As práticas da indústria já estão sob regulamentação, e não é exagero supor que as restrições podem se tornar mais duras num futuro próximo. No Brasil, porém, o cenário ainda é nebuloso. A ANPD (Agência Nacional de Proteção de Dados) foi criada em 2019 e só em 2022 ganhou status de agência reguladora. Até o momento, ela segue em estágio embrionário, mostrando pouca efetividade perante o controle do uso de dados pessoais no país. A se manter o ritmo atual, ela deve demorar até exercer uma regulação efetiva.
Seja como for, haverá barreiras regulatórias, e elas são, sim necessárias.
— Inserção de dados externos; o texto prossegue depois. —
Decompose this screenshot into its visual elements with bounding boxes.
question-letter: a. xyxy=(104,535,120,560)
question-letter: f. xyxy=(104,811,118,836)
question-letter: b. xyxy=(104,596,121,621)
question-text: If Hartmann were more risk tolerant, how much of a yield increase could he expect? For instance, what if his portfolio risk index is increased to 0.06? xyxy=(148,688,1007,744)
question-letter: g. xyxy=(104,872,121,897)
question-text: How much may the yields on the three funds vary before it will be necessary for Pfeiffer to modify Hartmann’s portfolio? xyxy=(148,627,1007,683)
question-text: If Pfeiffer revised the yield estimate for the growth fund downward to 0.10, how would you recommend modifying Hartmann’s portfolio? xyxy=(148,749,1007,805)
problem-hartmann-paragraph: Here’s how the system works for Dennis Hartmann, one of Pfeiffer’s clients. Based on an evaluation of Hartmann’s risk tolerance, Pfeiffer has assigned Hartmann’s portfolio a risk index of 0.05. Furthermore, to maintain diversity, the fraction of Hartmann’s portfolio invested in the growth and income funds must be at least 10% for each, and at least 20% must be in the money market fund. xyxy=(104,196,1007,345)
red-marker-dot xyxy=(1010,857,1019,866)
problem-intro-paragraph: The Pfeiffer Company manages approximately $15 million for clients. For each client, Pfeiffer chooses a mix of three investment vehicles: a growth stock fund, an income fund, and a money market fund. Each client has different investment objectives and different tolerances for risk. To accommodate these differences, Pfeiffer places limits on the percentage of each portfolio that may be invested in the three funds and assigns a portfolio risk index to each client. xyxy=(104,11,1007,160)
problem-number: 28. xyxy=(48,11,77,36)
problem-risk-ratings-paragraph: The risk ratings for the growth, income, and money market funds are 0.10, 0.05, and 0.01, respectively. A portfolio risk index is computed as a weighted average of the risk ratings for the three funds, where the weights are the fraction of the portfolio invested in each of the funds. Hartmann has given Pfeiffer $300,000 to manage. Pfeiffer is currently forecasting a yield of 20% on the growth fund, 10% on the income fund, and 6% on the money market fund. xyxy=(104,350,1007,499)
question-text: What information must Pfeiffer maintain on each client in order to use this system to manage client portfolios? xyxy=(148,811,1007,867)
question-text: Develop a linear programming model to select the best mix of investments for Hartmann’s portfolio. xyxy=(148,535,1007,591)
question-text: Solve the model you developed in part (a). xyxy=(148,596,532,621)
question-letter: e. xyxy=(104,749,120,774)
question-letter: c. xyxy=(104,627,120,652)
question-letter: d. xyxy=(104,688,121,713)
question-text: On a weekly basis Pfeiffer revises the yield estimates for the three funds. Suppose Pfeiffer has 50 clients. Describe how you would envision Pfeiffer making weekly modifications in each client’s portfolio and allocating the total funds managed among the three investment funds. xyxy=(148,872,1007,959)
Isso não quer dizer que a indústria vá se segurar: a intenção para o futuro próximo é que essa aplicação possa ser usada da forma mais massiva possível.
Cenário de benefícios
Apesar desse controle necessário e dos riscos inerentes à adoção da IA em larga escala, a ferramenta tem potencial benéfico para além de seu uso comercial. Os próprios smartwatches podem representar uma inovação de grande impacto na continuidade de tratamento de saúde, no autocuidado com a saúde por parte de pessoas idosas, podem até mesmo oferecer soluções que conferem um pouco mais de autonomia a pacientes com doenças degenerativas.
O uso embarcado da inteligência artificial no ambiente doméstico também pode representar um aumento de segurança e até de qualidade de vida, especialmente para pessoas com limitações físicas ou cognitivas. De forma ainda mais ampla, as soluções do mercado automotivo podem conferir mais segurança ao trânsito, especialmente nos grandes centros urbanos.
A corrida pela IA não é apenas decorrente da empolgação com uma nova tecnologia. Ela é, de fato, um agente transformador de comportamentos e de mercados, e também por isso é difícil prever seus usos a longo prazo. No médio prazo, porém, já está clara a tendência, e é hora da TI assumir essa frente nas suas respectivas empresas.